Но и исполин, не ощущая своего тела, ничего не зная о своих силах, мчался за самолетом во весь дух!
Только благодаря неожиданному появлению старика Рахмета и моей схватке с Бетом самолет не взлетел на несколько минут раньше, когда исполин был от него слишком далеко…
Беглецы наконец почувствовали, что самолет оторвался от земли и плавно полетел.
Кобальский и испуганный Большой Кеша с облегчением переглянулись. Чтоб дать нам пройти, Большой Кеша, сидя, осторожно подвинулся.
– Сиди тихо, а то опять рухнем… – следуя за мной, сказал ему Кобальский и легко, прерывисто вздохнул.

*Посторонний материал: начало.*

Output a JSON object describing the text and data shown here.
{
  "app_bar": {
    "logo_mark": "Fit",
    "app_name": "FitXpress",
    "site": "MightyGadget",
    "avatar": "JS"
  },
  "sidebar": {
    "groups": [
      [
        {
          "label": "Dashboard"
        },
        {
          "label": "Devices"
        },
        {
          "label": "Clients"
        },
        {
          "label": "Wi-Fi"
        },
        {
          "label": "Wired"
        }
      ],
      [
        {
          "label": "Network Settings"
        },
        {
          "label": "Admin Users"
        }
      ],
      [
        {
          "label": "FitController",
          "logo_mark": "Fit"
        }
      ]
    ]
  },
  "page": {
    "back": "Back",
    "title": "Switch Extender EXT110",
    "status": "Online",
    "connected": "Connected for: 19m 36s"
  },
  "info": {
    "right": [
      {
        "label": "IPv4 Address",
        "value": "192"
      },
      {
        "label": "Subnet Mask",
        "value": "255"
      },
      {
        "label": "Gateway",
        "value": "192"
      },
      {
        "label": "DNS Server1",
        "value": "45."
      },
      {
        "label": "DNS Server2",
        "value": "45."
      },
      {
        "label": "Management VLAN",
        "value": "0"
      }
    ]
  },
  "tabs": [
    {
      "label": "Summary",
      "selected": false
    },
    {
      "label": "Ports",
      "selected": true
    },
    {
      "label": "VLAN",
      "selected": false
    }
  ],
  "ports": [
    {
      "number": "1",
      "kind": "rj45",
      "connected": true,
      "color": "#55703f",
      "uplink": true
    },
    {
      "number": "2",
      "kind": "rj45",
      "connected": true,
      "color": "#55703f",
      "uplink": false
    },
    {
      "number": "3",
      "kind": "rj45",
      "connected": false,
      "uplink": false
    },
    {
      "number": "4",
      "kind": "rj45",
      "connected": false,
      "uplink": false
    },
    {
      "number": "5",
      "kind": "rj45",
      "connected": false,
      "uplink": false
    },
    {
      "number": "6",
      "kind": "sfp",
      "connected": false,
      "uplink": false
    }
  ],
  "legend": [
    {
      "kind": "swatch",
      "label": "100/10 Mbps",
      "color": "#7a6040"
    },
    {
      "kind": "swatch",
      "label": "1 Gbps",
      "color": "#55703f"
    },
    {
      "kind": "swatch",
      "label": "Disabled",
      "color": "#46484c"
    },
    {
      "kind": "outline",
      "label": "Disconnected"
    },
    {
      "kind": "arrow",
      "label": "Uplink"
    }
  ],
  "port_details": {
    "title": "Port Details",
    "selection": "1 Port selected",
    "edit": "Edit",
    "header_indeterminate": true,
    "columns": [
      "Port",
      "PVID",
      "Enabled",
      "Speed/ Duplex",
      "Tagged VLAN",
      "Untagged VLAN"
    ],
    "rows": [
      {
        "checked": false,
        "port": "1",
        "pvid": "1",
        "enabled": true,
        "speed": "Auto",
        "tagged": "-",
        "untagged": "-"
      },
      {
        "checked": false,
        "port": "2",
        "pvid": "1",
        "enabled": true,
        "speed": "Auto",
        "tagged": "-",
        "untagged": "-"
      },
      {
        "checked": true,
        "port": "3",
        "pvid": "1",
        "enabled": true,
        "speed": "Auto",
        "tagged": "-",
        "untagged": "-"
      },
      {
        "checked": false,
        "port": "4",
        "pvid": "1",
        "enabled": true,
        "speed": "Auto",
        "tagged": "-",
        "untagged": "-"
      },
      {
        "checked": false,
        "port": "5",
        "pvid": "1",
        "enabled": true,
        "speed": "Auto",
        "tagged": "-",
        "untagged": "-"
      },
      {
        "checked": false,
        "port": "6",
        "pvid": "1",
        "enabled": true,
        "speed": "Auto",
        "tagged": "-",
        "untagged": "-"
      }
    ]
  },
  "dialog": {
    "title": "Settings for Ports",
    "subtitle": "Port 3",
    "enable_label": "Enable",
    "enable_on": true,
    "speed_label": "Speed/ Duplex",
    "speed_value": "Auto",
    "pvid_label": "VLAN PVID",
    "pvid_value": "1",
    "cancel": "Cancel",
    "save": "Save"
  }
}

Может, через минуту все сотряслось от сильнейшего толчка, а потом от другого. Момент неопределенности длился секунд десять. Некоторое время исполин бежал с самолетом в руках. Еще через несколько секунд на месте задней части фюзеляжа с треском и грохотом открылось в синее вечернее небо огромное зияющее отверстие…
Когда я очнулся, была ночь. Откуда-то несло гарью. Я едва мог пошевелиться. Ничего… все-таки жив!
Утром я увидел, что нахожусь недалеко от разрушенного самолета. Поднялся и, кое-как передвигая ноги, пошел к нему. Недалеко от груды самолетных развалин в позе безмятежно спящего лежало каменно-неподвижное, будто изваяние, тело моего освободителя. Нетрудно было догадаться, что это он извлек меня из самолета и отнес в сторону.